Processed flower/bud residuals being composted in a GMT Earth Flow vessel at ENSO in Oklahoma. Photo courtesy of GMT

Here is an example of an effective compost recipe by volume for this flower/bud residual: 1 to 2 parts shredded green waste and/or wet (soaked) wood chips and 1 part flower/bud crumble/dust. The green waste (or wet wood chip) provides the porosity and moisture content needed to balance the fine texture and lower moisture content of the flower/bud residual.  This also satisfies the 50%-50% requirement for non-cannabis waste while providing an effective hot composting recipe.

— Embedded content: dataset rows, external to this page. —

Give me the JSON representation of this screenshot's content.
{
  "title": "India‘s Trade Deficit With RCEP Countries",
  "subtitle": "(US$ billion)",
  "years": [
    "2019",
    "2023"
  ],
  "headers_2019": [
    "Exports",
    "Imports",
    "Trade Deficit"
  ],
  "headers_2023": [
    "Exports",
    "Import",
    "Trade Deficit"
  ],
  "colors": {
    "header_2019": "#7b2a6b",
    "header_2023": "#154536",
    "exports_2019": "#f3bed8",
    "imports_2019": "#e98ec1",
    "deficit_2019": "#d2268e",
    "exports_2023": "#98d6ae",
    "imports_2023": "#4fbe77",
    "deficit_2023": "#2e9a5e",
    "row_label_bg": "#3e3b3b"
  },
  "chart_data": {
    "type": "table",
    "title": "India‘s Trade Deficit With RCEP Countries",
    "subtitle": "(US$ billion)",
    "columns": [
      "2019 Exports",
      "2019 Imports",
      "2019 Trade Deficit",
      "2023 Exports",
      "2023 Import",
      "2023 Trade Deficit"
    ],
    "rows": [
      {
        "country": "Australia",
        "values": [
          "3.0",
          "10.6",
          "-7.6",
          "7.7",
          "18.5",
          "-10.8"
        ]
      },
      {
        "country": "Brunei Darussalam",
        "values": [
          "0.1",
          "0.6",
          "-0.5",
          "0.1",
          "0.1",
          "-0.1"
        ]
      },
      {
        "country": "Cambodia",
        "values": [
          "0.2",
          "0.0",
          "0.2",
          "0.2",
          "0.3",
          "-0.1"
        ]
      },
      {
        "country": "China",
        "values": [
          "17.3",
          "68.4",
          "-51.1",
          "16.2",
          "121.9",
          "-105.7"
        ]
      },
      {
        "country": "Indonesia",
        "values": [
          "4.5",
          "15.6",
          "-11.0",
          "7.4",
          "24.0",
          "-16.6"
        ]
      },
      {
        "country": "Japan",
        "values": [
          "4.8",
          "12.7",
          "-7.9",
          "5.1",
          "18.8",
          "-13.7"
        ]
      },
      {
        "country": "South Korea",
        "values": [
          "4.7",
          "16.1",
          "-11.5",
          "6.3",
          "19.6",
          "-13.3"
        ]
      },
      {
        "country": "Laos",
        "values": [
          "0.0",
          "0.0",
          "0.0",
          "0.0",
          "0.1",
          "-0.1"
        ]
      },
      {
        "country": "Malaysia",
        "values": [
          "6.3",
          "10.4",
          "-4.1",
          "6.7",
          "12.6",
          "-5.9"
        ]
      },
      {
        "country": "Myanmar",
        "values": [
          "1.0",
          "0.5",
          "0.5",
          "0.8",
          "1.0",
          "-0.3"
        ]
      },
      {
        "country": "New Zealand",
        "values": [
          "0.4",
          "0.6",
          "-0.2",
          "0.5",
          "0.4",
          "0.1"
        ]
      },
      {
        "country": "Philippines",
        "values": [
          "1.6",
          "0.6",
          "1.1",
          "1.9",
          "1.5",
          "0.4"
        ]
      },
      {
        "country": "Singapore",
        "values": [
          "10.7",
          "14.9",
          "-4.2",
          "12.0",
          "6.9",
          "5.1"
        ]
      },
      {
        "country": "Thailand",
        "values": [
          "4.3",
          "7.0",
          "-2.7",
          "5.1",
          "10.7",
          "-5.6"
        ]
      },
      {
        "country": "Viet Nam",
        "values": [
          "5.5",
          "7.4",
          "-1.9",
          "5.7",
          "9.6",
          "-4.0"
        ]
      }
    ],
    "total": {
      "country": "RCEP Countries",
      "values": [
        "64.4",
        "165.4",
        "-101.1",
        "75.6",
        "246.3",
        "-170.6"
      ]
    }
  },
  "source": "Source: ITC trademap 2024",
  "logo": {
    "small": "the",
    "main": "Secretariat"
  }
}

Building an effective composting recipe for cannabis feedstocks starts with closely examining the nature of the cannabis feedstocks available for composting. Next is to provide complementary feedstocks to meet regulatory requirements and balance moisture, porosity and C:N ratio. Once in the windrow, aerated static pile or vessel, these cannabis-based recipes should be composted according to best composting management practices to achieve satisfactory results.

Van Calvez, a Composting Systems Designer and Engineer with Green Mountain Technologies (GMT), specializes in in-vessel composting systems for organizations and communities.